Yanga is a municipality located in the southern area of the Mexican state of Veracruz, about 80 km from the state capital of Xalapa. It was formerly known as San Lorenzo de los Negros (after a colony of cimarrons in the early 17th century) or San Lorenzo de Cerralvo (after a 17th-century Spanish colonial priest). In 1932 it was renamed after Gaspar Yanga, the cimarron leader who in 1609 resisted attack by Spanish forces trying to regain control of the area.

==History==
Gaspar Yanga is believed to have been a member of a royal family in present-day Gabon or Angola in Central Africa before being sold into slavery and sent to Mexico. At the time Yanga reportedly arrived in Mexico – before 1570 – it is very likely that he shipped by way of Elmina Castle, the first ever European slave-trading post, established on the west coast of Africa in 1482. After leading an escape by a band of slaves in 1570, Yanga and his group settled in the highlands. They fought off Spanish forces in 1609, with further bloody skirmishes over nearly a decade.
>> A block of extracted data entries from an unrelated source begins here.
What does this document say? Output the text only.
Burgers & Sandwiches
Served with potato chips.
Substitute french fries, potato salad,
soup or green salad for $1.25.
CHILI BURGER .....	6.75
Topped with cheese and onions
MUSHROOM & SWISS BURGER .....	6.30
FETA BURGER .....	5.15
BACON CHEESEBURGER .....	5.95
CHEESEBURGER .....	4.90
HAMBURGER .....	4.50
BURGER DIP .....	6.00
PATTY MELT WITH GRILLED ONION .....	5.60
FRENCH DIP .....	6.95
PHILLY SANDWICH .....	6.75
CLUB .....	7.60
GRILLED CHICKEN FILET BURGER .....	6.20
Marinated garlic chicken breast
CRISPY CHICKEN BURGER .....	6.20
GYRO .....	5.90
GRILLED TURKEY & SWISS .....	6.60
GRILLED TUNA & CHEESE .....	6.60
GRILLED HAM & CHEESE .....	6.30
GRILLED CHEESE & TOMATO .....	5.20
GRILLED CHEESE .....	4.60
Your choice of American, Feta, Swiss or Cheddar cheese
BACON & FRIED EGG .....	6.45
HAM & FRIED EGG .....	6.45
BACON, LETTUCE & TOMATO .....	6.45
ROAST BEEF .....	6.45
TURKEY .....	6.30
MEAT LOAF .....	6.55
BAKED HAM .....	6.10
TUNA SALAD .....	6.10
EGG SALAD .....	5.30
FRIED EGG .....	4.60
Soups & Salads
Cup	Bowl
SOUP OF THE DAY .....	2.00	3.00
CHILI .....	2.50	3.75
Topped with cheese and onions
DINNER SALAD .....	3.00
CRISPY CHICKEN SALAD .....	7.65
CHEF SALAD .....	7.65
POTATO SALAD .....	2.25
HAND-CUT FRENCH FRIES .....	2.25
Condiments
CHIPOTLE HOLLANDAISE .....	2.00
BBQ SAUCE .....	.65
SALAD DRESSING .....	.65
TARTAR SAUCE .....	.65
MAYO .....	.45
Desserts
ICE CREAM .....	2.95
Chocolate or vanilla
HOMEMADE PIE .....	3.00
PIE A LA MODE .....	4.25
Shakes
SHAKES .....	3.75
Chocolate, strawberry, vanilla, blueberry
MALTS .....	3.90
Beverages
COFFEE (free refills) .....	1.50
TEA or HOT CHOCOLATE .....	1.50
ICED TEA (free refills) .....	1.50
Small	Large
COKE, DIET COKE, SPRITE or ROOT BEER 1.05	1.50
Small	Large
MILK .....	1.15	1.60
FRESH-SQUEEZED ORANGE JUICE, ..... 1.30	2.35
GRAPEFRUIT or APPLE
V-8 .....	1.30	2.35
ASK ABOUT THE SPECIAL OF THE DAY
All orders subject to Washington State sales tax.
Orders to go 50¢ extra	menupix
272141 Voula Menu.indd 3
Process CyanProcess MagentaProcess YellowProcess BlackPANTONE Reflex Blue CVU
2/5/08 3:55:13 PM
In 1618 he finally negotiated with Spanish officials to grant freedom to the fugitive slaves and independence to their village, located near the village of Cordoba. It became known as San Lorenzo de los Negros (named after the cimarrons) or San Lorenzo de Cerralvo (named after Juan Laurencio, a Jesuit cleric who had accompanied the 1609 expedition sent by the Viceroy). They gave the town of San Lorenzo its "small independence".

The black inhabitants of San Lorenzo proclaimed their loyalty to the Catholic Church and the King of Spain, but refused to pay tribute to the Spanish government.

==Geography==
The municipality of Yanga is bordered to the east by Cuitláhuac, to the north-east by Atoyac and to the south-east by Omealca.

The climate in Yanga is warm and humid, with an average temperature of 18 °C and rains mainly in the summer and fall.

==Agriculture==
Yanga principally produces maize, beans, sugarcane, coffee and mango.

==Celebrations==
Every February, a festival is held to celebrate the Virgin of Candelaria, patron of the town. Each December, a festival is held in honour of the Virgin of Guadalupe.

Every August, a carnival is held to celebrate Gaspar Yanga, as founder of the first free, Black autonomous region in the Americas. The 400th anniversary carnival was held in August 2009, four centuries after the Spanish had attacked the settlement.

==Twinning==
Yanga has expressed interest in being twinned with County Wexford, Ireland.